Она шла, потупив очи долу, будто рассматривая толстый ковёр, в котором утопали её аккуратные ножки, а на самом деле не смела посмотреть в глаза слуге.
-Как думаешь, Монти, - наконец заговорила она, поняв, что слуга также не настроен на разговоры, - они уже там начали?
-Почём знать, - кратко ответил тот, впрочем, другого ответа Мэри от него и не ожидала.

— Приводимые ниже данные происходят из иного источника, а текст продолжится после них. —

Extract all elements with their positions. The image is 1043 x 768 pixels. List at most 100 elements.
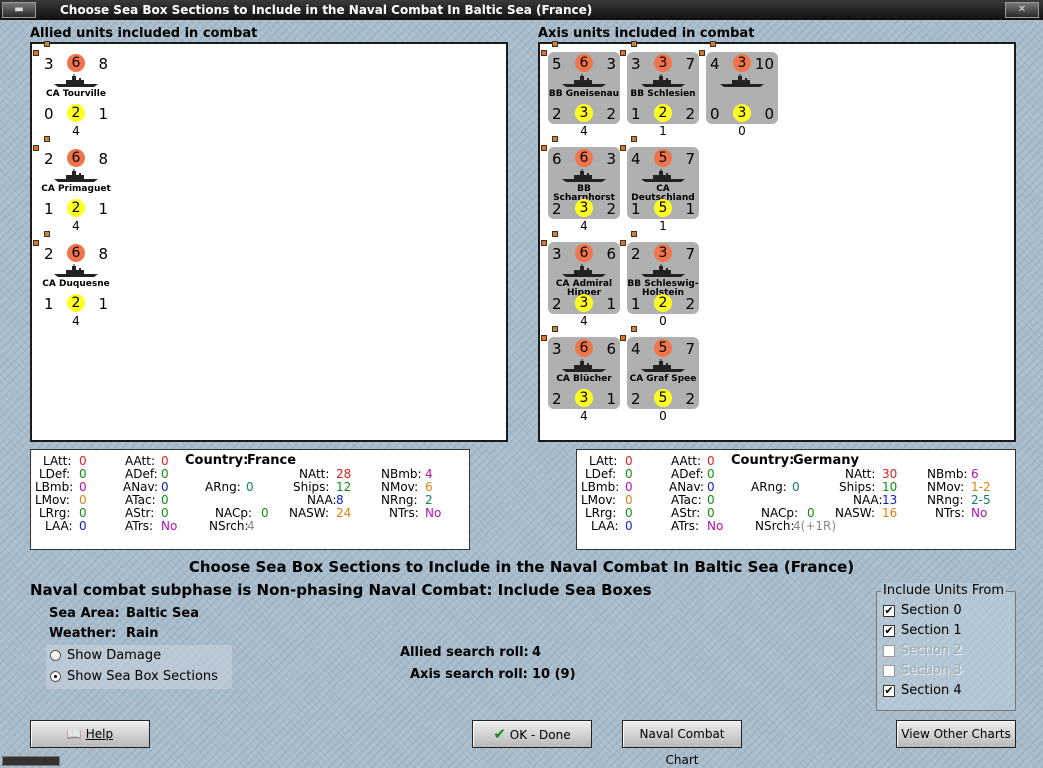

-Другого ты и не мог сказать, Монти, - ей приходилось всё время себя контролировать, когда она с ним заговаривала, чтобы снова не назвать его, как бывало в детстве, дядей.
-Устойчивость есть добродетель стариков, мисс, - уклончиво ответил Монтегю. - Кажется, мы пришли, - многозначительно сказал он, становясь перед высокой резной дверью, обрамлённую десюдепортом.
Подождав, пока Мэри тщетно попытается насытить своё растревоженное любопытство, прислушиваясь к ничем не пререкаемой тишине, он, привычно сделав широкий шаг, стал перед закрытыми дверьми, и, вопросительно посмотрев на Мэри, натренированной рукой старого дворецкого плавным движением раскрыл таинственный кусок дерева. Тут же он объявил о её прибытии. На присутствовавших это не произвело ни малейшего впечатления, словно Монтегю заявил, что пунш из кактусового сока с примесью растолчённого рубина готов. Только лишь один человек сделал усталый жест рукой, видимо приглашая нерасторопную сестрицу присесть в кресло с высокой спинкой. Это был Чарльз Эдвин Сворд - старший сын почившего магната.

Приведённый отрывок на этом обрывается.